The S&P 500 was up every day and jumped more than 5% for the week. You'd expect to see lots of high fiving and chest thumping among the bulls, but that was not the case. The main emotion was disappointment, as many market players were surprised by the straight up move and never managed to reposition themselves.
What caused the most consternation for traders was unrelenting buying despite great skepticism over the latest efforts to end Europe's sovereign debt issues. It was easy to talk yourself out of a bullish bias given the news flow.
Ironically, a high level of negativity and a great amount of skepticism drove the action. Market players were not positioned for anything positive and when the market started to run, they kept it going as they scrambled to keep pace. It was a classic example of how contrarian thinking is supposed to work.

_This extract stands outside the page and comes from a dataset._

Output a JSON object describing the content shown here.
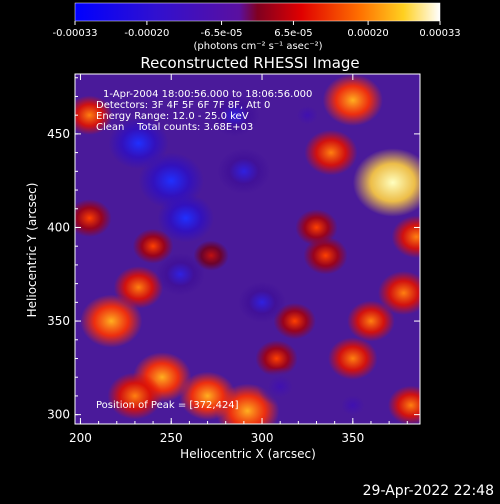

I'm not sure that this week's action changed many opinions about the health of the European or the U.S. economies, but it probably did change some thinking about putting money to work. Market action like this causes skeptics to hold their noses and buy because they can't stand being left behind. That often turns out to be a poor strategy but the bears, who argued that all week, were the ones underperforming.
Things won't be any easier next week. We have an extremely important meeting of the Fed. Expectations for some form of quantitative easing are extremely high and we are likely to see a major move when if that news hits on Wednesday at 2:15 p.m. EDT.